Смекни!
smekni.com

Две зимы и три лета 2 (стр. 47 из 55)

– Ус-ну-ул маленько, – ширнул носом Федька.

– Уснул? – Лизка от негодования едва не задохнулась. – Это на работе-то уснул? Да ты что, красна рожа? Мы робили-робили – света белого не видели, а ты вот что удумал? Спать. Да за такие дела с тебя шкуру мало спустить, вот что я тебе скажу. Худо, худо тебя отлупили…

Тут заплакали двойнята – жалко стало дорогого братца, мать вступилась за малого, и Лизка, вся расстроившись, так и не добилась от Федьки всей правды. Только потом, много позже, рассказал Михаил, из-за чего сыр-бор загорелся.

– Я ведь ему царские условия создал, ей-богу. Огонь развел, чтобы гнусу вокруг меньше было – здоровенную валежину припер, траву выкосил. Лови, парень, рыбку, накорми свежей матерь. Ну парень постарался. Ельца из речки вытащит, да на живые угольки, да в брюхо. Ей-богу! Лежит, похрапывает у огонька, травкой сверху накрылся – никакая муха не укусит, а морда у самого вся в рыбьей чешуе. Как коростой заляпана. Ну меня затрясло. Ах ты подлюга, думаю! Так-то ты наказ мой сполняешь. А тут еще глянул – соль у него на газетке. Это чтобы рыбка свежая лучше в горлышко проходила. Понимаете? Он, гад, загодя, еще с вечера этой сольцы отсыпал, все предусмотрел. Вот что меня окончательно допекло…

Так рассказывал Михаил, и рассказывал со смехом, а тогда им было не до смеха. Время идет, Михаил куда-то пропал – нет на пожне. Что делать? Глядя на луг, надо бы взять грабли да загребать сено. Ну а вдруг да у него другое на уме. А, скажет, столько-то сообразить не можете!

Долго, не меньше получаса, стояли они у избы, томясь от неизвестности и беспокойно поглядывая на пожню, в ту сторону, куда ушел брат. Наконец брат показался. Вышел из кустов – голова мокрая, на солнце сверкает (купался, значит) – и начал загребать сено.

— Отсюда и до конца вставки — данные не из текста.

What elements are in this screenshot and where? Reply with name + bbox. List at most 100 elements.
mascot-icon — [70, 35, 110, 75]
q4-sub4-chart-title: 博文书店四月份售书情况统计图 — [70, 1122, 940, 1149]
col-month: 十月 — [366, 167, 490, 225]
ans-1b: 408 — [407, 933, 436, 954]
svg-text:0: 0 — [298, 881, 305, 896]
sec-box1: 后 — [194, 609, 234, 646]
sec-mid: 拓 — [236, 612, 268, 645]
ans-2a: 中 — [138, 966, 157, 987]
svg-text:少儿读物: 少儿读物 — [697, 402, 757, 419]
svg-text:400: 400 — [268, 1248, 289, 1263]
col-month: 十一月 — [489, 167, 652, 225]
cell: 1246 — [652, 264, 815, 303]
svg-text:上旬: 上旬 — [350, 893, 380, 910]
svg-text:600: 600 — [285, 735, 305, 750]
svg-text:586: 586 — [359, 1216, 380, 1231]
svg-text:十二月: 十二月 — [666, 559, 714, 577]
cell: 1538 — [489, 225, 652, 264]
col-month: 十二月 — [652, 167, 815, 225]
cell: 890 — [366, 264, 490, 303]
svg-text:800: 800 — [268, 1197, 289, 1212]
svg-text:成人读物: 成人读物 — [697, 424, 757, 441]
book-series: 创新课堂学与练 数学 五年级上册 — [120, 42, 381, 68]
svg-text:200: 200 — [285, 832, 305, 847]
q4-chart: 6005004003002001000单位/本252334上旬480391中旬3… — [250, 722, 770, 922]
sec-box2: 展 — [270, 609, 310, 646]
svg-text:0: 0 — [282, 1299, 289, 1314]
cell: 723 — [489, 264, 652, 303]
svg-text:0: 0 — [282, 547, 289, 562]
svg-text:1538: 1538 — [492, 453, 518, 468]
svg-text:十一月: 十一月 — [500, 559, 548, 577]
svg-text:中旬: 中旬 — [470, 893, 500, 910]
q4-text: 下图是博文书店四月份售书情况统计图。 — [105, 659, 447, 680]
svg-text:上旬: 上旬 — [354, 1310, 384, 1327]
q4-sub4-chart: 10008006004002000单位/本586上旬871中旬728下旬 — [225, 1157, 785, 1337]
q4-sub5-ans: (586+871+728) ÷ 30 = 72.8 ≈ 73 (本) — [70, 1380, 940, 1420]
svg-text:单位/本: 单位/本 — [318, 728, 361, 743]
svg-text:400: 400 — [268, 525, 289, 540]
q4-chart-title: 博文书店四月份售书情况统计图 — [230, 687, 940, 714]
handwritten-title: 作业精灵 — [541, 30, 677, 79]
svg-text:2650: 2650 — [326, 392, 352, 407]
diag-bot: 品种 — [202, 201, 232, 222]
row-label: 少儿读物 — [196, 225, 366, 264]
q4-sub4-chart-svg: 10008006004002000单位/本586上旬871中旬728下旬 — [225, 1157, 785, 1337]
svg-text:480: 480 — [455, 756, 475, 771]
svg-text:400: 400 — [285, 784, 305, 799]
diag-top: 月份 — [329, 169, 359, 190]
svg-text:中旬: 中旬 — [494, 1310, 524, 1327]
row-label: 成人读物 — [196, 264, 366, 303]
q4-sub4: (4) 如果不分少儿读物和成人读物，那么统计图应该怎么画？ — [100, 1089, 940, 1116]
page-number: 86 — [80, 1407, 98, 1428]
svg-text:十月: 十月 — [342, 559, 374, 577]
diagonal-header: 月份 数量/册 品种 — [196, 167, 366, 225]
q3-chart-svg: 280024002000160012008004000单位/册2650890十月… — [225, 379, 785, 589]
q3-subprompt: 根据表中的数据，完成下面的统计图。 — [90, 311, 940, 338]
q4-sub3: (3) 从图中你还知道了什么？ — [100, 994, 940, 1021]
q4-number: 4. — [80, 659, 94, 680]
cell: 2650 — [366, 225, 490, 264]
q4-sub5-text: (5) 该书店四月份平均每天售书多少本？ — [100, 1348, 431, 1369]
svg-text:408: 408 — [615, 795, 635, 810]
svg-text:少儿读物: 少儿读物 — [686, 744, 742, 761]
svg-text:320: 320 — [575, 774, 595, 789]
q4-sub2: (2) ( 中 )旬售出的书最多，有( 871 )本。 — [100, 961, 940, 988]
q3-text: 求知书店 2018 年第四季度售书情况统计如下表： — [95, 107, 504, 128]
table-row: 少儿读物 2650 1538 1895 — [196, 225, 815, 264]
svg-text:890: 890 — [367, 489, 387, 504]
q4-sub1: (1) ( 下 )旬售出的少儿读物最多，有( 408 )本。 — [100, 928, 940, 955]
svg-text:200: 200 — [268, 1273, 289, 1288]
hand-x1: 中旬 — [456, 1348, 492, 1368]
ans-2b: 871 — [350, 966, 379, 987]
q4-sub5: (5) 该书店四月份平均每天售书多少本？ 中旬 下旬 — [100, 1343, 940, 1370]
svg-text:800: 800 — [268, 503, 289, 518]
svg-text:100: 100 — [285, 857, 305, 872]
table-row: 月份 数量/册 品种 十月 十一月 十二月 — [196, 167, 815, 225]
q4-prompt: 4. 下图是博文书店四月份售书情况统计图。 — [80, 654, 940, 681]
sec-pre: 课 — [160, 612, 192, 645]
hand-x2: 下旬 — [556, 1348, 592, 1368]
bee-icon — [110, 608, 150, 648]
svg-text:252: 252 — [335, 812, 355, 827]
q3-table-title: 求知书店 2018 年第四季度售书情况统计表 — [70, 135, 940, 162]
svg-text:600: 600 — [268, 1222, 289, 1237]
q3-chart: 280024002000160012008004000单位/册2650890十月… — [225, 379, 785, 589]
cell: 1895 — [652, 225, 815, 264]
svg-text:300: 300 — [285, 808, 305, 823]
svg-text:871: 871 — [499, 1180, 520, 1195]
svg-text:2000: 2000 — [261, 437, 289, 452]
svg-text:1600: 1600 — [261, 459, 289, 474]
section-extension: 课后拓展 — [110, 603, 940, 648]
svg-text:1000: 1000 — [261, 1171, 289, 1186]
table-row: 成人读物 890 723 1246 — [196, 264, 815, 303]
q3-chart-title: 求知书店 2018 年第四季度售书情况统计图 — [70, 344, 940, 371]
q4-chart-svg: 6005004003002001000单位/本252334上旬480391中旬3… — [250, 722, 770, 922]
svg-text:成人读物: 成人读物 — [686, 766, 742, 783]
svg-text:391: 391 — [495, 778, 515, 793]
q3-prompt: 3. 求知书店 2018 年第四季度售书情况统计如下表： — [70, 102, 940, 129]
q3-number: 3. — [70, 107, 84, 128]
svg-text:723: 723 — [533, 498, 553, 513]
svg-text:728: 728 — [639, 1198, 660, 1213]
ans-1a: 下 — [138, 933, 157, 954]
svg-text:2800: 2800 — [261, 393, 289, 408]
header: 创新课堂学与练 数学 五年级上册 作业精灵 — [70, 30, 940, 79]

Лизка с облегчением сказала:

– Пойдемте и мы. Давно бы надо идти. Бестолковые мы с вами, ребята. Кто это станет ругать за работу? А ты, бес, – сказала она Федьке, – на глаза не смей показываться. Чуешь? – Лизка, как надо, нахмурилась и для порядка отвесила тому легкий подзатыльник. – Покамест платом не махну, чтобы духу твоего на пожне не было.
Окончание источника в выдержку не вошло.